Debt ties a knot around some who want to say 'I do'
Newlyweds have always had to deal with a load of sometimes painful money issues when starting life together. Now, rising college loan debt has made it even more challenging for couples to get off on the right foot.
After all, who wants to start a marriage with somebody who owes $100,000 or more to a bank or the federal government?
Ann Hakan, who specializes in relationship counseling in Kansas City, sees evidence that burdensome student loan debt has caused some couples to forestall marriage.
"It seems more that [debt] just delays the relationship," Hakan said.
Besides the average $27,000 in student loan debt, many young people also owe thousands of dollars on their credit cards.

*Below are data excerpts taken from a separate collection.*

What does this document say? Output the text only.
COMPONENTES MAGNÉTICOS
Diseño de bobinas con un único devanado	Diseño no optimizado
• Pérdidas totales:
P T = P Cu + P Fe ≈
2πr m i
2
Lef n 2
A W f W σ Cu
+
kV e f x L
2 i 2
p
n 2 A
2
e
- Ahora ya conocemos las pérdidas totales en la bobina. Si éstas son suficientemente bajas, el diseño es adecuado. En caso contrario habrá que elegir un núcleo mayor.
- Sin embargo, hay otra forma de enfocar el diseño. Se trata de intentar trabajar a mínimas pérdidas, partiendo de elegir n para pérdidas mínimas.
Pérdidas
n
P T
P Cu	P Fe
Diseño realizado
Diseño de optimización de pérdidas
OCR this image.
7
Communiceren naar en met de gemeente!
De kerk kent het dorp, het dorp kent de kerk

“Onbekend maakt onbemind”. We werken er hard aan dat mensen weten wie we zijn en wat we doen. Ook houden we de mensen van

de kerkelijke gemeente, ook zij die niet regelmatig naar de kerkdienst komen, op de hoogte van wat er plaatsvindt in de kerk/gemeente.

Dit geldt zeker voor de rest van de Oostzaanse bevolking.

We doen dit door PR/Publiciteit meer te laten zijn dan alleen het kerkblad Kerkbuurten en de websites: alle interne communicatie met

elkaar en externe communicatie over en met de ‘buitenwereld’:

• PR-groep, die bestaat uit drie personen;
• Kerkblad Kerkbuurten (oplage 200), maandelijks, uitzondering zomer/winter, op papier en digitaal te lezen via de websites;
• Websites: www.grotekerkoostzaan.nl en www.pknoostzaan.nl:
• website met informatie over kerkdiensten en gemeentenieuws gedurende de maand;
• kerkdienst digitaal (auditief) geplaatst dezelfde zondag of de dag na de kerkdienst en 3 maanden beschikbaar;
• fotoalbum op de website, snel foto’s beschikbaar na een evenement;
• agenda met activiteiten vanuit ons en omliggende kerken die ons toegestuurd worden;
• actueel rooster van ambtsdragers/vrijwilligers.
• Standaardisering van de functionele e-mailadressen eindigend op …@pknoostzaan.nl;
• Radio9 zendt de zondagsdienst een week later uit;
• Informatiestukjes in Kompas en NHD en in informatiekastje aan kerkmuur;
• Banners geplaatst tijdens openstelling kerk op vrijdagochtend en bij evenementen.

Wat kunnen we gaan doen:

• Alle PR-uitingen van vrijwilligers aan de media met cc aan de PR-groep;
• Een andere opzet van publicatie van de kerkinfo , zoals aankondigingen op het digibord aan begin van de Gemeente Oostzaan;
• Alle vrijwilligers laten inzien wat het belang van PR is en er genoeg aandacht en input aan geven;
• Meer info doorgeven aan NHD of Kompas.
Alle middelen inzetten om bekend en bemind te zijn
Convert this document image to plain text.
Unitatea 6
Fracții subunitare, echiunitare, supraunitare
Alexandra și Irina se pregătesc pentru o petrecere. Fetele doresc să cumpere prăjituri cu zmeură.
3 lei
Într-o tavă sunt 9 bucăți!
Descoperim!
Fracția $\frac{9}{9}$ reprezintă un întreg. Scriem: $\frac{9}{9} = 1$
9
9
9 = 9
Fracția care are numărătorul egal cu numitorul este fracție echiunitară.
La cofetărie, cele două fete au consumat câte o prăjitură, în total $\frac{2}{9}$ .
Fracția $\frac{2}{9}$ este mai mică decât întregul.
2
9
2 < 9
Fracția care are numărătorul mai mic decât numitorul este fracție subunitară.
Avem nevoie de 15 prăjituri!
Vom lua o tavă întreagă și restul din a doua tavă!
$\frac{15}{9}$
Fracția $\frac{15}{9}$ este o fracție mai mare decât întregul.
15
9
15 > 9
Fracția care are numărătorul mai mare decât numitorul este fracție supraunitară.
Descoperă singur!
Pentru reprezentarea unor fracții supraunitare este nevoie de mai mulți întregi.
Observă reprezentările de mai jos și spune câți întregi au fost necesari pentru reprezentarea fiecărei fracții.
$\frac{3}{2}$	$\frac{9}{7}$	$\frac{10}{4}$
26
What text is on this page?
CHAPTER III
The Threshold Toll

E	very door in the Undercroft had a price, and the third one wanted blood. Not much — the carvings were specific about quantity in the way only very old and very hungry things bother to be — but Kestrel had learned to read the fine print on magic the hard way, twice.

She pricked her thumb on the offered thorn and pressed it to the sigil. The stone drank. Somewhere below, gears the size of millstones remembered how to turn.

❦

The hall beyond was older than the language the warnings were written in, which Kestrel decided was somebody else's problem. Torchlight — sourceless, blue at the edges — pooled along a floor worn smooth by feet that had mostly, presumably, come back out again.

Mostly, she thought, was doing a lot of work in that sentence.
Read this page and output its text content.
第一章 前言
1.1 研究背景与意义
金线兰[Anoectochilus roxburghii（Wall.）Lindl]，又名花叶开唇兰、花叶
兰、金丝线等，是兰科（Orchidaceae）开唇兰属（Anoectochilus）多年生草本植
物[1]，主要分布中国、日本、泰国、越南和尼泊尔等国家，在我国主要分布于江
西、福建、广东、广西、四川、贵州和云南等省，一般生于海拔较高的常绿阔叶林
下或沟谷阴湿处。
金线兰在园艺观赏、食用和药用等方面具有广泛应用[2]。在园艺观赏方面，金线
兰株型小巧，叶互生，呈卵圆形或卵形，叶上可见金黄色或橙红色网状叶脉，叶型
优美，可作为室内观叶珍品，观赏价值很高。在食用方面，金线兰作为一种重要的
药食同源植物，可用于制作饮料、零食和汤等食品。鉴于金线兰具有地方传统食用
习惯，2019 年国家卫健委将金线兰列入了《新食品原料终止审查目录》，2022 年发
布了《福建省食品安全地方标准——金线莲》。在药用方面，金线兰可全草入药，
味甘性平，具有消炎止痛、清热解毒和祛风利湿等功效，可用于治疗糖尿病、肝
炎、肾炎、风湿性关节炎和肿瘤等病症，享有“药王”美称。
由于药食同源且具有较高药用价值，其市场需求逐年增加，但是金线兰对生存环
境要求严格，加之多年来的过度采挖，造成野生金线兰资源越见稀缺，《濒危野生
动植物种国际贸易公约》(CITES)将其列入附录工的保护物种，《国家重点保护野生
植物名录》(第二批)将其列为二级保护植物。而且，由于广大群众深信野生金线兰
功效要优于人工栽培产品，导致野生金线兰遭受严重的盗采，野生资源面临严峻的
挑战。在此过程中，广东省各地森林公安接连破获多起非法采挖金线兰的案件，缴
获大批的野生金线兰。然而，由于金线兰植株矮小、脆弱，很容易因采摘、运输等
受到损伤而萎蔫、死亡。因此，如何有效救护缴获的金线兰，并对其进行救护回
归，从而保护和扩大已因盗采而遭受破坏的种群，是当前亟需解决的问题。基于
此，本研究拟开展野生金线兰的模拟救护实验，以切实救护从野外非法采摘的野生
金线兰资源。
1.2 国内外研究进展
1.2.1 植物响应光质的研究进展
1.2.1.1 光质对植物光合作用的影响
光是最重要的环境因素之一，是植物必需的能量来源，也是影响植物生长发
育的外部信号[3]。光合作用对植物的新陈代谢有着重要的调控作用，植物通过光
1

Recent reports indicate that the average age of first marriages has risen by about a year. For men, the average age at first marriage is 28.7, and for women 26.5, according to Bloomberg News data.
Although there was no direct correlation in the data between delaying marriage and having more loans to pay off, Hakan said she has noticed younger couples who are dating are keeping their financial information separate from each other longer. Sometimes the person in debt won't talk about money issues until the loans are paid off.
Hakan said debt was less of an issue in a relationship if it had been accumulated while working toward a professional degree, in occupations such as medicine or law where future earnings power could make it easier to pay off loans.
But if someone in the relationship doesn't think the other person is working hard enough or being realistic in paying off the loans, that can raise a red flag, she said.
Lack of communication is often the underlying issue, according to other experts. Dealing with debt is often the first issue that couples should put on the table when dating gets serious. Knowing what you are about to get yourself into can help you decide how to deal with credit problems.
Arguments about money have always hampered relationships. A recent survey by Chase Card Services and XO Group reinforced the notion that money was the No. 1 cause of conflict between couples, especially while planning their weddings, starting off married life and deciding when to start a family. So the first years of marriage can set the tone for financial and marital bliss.
For Matt and Rachel Kendrick of Kansas City, student loan bills were common knowledge among them and their friends at the University of Missouri-Columbia.
The Kendricks, who began dating their freshman year in college and were married in 2009, said they eventually started having conversations about their spending habits and financial priorities. By the time they were married, they were on the same wavelength.
Matt Kendrick said their debt probably didn't affect their decision to get married, but it had spilled over into other life decisions.
The couple have made it a priority to eliminate as much of their debt as possible before entering another phase of their lives, such as raising children.
"Finances are a huge thing to think about when building your life together," Rachel Kendrick said.
Sandi Weaver, a financial planner and president of Financial Security Advisers in Prairie Village, Kan., said young married couples need to understand their money personality. For example, is one person a spender and the other a saver? Does one handle the finances more than the other?
Weaver said couples need to figure out how to deal with money and financial problems before they say "I do."
"A lot of young couples don't even talk about it," Weaver said of couples' financial situations. "They just think love [will] figure that out, but it doesn't."